Now we all know about the Mayflower, of course, but that second ship was leaky and forced the group to stop for lengthy repairs before they even got away from England. And then once they were out to sea, they wound up turning around to go back and transfer all the people and cargo, delaying their departure even more. That’s why the pilgrims arrived so late in the fall in 1620 and wound up having a disastrous first winter in which half of them died.

We probably all learned in school that it was the Native Americans who taught those English radicals how to survive and supposedly came to that first harvest dinner of thanks-giving. But did you know that when the pilgrims came ashore, they were met by a Native American who spoke to them in English?? Turns out that a man named Squanto had been enslaved by a previous English ship and taken to England, where he somehow managed to escape and get back, having learned the language. Squanto is the one who taught the pilgrims how to grow corn, eat pumpkins, make maple syrup, fish, and avoid poisonous plants.

I found myself thinking a lot about Squanto this Thanksgiving and how simply amazing it was that he showed such kindness to a bunch of starving English people, when he had been enslaved by their countrymen. And how sad it is that this early cooperation between Native Americans and European Americans stands as one of the only examples of its kind in our history. While I love our Thanksgiving holiday and its broader meaning of pausing to give thanks, I can completely understand why Native Americans do not necessarily celebrate the day.
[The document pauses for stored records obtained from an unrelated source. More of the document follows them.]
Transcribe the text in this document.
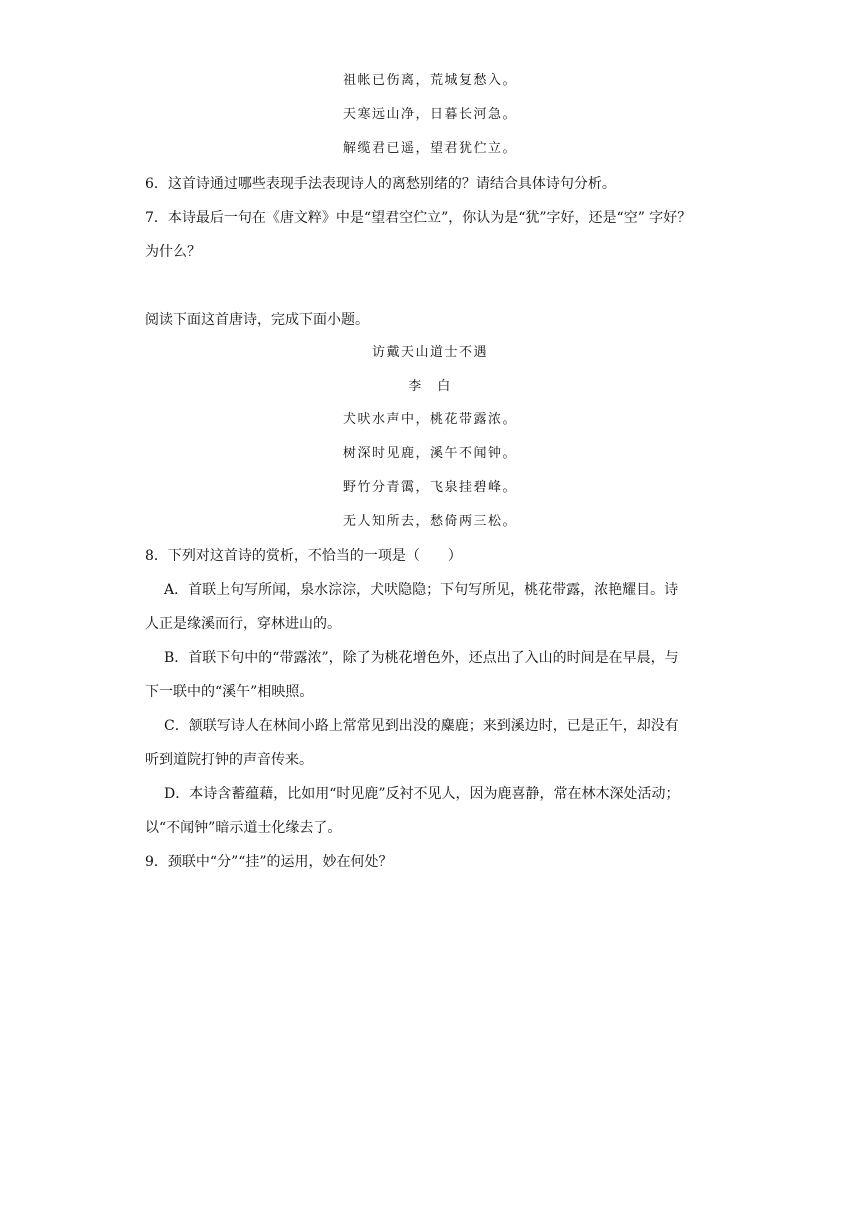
祖帐已伤离，荒城复愁入。
天寒远山净，日暮长河急。
解缆君已遥，望君犹伫立。
6．这首诗通过哪些表现手法表现诗人的离愁别绪的？请结合具体诗句分析。
7．本诗最后一句在《唐文粹》中是“望君空伫立”，你认为是“犹”字好，还是“空” 字好？
为什么？
阅读下面这首唐诗，完成下面小题。
访戴天山道士不遇
李　白
犬吠水声中，桃花带露浓。
树深时见鹿，溪午不闻钟。
野竹分青霭，飞泉挂碧峰。
无人知所去，愁倚两三松。
8．下列对这首诗的赏析，不恰当的一项是（　　）
A．首联上句写所闻，泉水淙淙，犬吠隐隐；下句写所见，桃花带露，浓艳耀目。诗
人正是缘溪而行，穿林进山的。
B．首联下句中的“带露浓”，除了为桃花增色外，还点出了入山的时间是在早晨，与
下一联中的“溪午”相映照。
C．颔联写诗人在林间小路上常常见到出没的麋鹿；来到溪边时，已是正午，却没有
听到道院打钟的声音传来。
D．本诗含蓄蕴藉，比如用“时见鹿”反衬不见人，因为鹿喜静，常在林木深处活动；
以“不闻钟”暗示道士化缘去了。
9．颈联中“分”“挂”的运用，妙在何处？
But in honor of that early moment of cooperation, we taught our new friends how to make pilgrim and Indian hats. We also made hand-tracing turkeys (though our Canadian friends report that they do this in Canada, too).

one of the dads wearing an Indian feather

a microcosm of Eindhoven: all of the men either work for Philips, a Philips-spin off, or used to work for Philips

Oi Leng spent half the meal jumping up and down to make her fresh dumplings - amazing!

the "kids table" -- i.e. coffee table -- held seven kids

Cal and his friend Thibault

Ian and Maia

apple pie and pumpkin pie on my desk!

And here’s proof that it really was Thanksgiving — pie! No canned pumpkin, evaporated milk, or pie pans, but we pulled it off with pulp from fresh roasted winter squash, cream, and a couple of tart pans. I’m thankful for my kitchen conveniences back home and familiar food supplies, for Trader Joes and the seitan I would have made into our main dish in the U.S., but this Thanksgiving gave us the chance to be thankful about new things: I’m thankful for new experiences, new friends, and the opportunity to hit the “pause” button on our American life and renew our focus and priorities here for a few months in the Netherlands. That’s a lot to be thankful for, indeed.